- Chancellor Philip Hammond says that the Britain needs a "grown-up debate" on whether public sector pay should be increased.
- Hammond says that the government needs to "hold its nerve" on austerity and continue the "right balance."
- Fellow Conservative cabinet ministers like Boris Johnson have publicly called for the 1% cap on public sector pay rises to be axed.
- Former minister says that Johnson should resign from cabinet if they feel cannot support continued austerity.
LONDON — Chancellor Philip Hammond has said that Britain needs a "grown-up" debate over whether pay for public sector workers should be increased, arguing that the government must "hold its nerve" on austerity.

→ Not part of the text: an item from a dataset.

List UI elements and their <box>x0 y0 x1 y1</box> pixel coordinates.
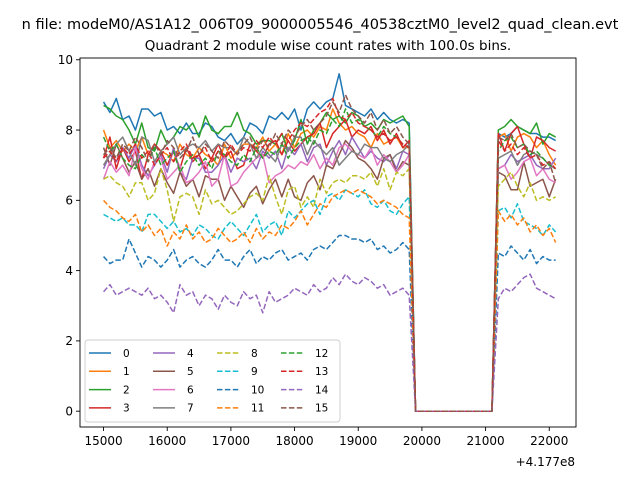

Hammond, who has faced calls from fellow cabinet ministers to scrap the 1% freeze on public sector pay increases, said that the government must continue the "right balance" between what is fair for workers and taxpayers.
Prime Minister Theresa May and Hammond have both faced increasing pressure from senior Tories to ease austerity.
Ministers have urged Hammond to scrap planned tax cuts in order to fund an increase in public sector pay, according to the Times. The chancellor has been urged by a number of senior Tories to delay plans to cut corporation tax and raise the thresholds for personal allowance and the 40% income tax rate, the Times report claims.
However, in a speech to the CBI on Monday night, Hammond said that "after seven long and tough years, the high-wage, high-growth economy for which we strive is tantalisingly close to being within our grasp.
"It would be easy to take our foot off the pedal, he added. "But instead we must hold our nerve... and maintain our focus resolutely on the prizes that are so nearly within reach."
This contrasts with cabinet members such as Foreign Secretary Boris Johnson and Environment Secretary Michael Gove, who over the last week have suggested that the public sector pay cap ought to be axed following the shock general election result where the Conservatives lost their parliamentary majority.
A source close to Johnson said: "He supports the idea of public-sector workers getting a better pay deal and believes the findings of the pay review bodies should be respected."
Gove told the BBC's Andrew Marr Show that the government "should listen to the pay review bodies who govern each individual area of public sector pay," and that ministers should respect the "integrity" of the pay review process.
A cabinet divided
A minister who is an ally of Hammond told the Daily Telegraph that the interventions of Johnson and others were "not eloquent or clever," adding: "We have to be honest with the public. Economic credibility matters for the future of this party. How are we going to fund it? We need to have a national debate about this.
"I despair of them. How can you criticise the Labour Party for borrowing too much if you're going to do the same."
On Monday the former work and pensions secretary Stephen Crabb said that cabinet ministers like Johnson should resign from the cabinet if they are unable to support government policy.
Speaking on the BBC's World At One, Crabb said: "If they want to take a position that is different from that of the official government line, then they should not be in the cabinet.
"I do think that if you are in the cabinet, if you are taking the government’s shilling, then you need to stick rigidly to the government line."
The BBC's Laura Kuenssberg reported a clear split among May's most senior colleagues over whether the Conservative government should reverse its position on public sector pay increases.
On Monday former chancellor Norman Lamont defended Hammond's stance, saying on BBC Radio 4's Today programme that "it is unavoidable that we have restraint on public spending," adding: "it is not right for cabinet ministers to gang up on the chancellor in this way. It is making his position very, very awkward indeed."
Hammond told the CBI that increasing public spending without an increase in taxations is "merely passing the bill to the next generation."
The chancellor recognised that seven years of austerity had left the British public feeling "weary" but said increasing tax to pump more money into the public sector was not the answer.
"That does not mean we can't have a debate in Britain about the level of funding of public services," he said.
"But it does mean that it has to be a grown-up debate where we acknowledge that borrowing to fund consumption is merely passing the bill to the next generation and reject the fallacy that the burden of additional taxation can always fall on someone else."
The cap was introduced by former prime minister David Cameron in 2010 and has resulted in public sector pay being frozen at one percent rises for the last seven years. May and her chancellor Philip Hammond have both insisted that the cap will remain until at least 2019, but increasingly Conservative MPs have spoken out against the measure.
Former Labour chancellor Alastair Darling told the Today programme on Tuesday morning that he thought Hammond should announce a spending review on public sector pay, and that the government looks "pretty shambolic," with ministers arguing in public adding that "it is no way to run a government."